Personal information
- Nationality: British (Scottish)
- Born: 17 December 1964

Sport
- Sport: Badminton
- Club: Brookfield, Renfrewshire

Medal record
Representing Scotland
Scottish Nationals
| Gold medal – first place | 1988, 98, 99 | singles |

= Gillian Martin (badminton) =

Scottish international badminton player

Gillian Martin (born 17 December 1964) is a former international badminton player from Scotland who competed at two Commonwealth Games.

== Biography ==
Martin gained a sports scholarship at the University of Stirling. She was based in Brookfield, Renfrewshire and represented Scotland at international level.

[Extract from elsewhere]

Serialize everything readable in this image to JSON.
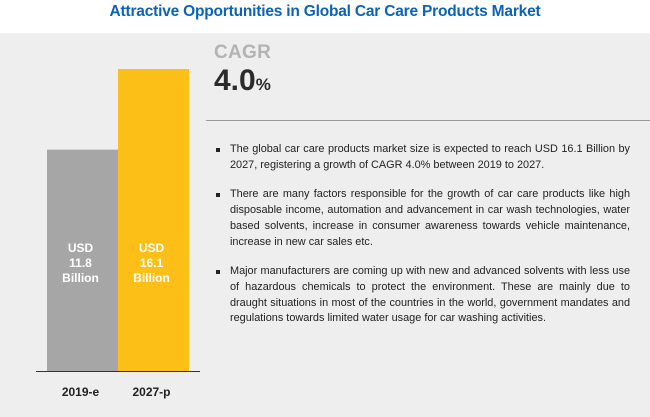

Martin became the Scottish number 1 ranked player and in 1988 won her first singles titles at the Scottish National Badminton Championships at the age of 24.

Martin represented the Scottish team at the 1990 Commonwealth Games in Auckland, New Zealand, where she competed in the badminton events.

At the end of 1994 she was still a leading player in Scotland, winning the West of Scotland Open and the Scottish invitational singles and was undefeated against any other Scottish player that year. She also went on to win two more national singles titles in 1998 and 1999.

Martin went to a second Commonwealth Games in 1998.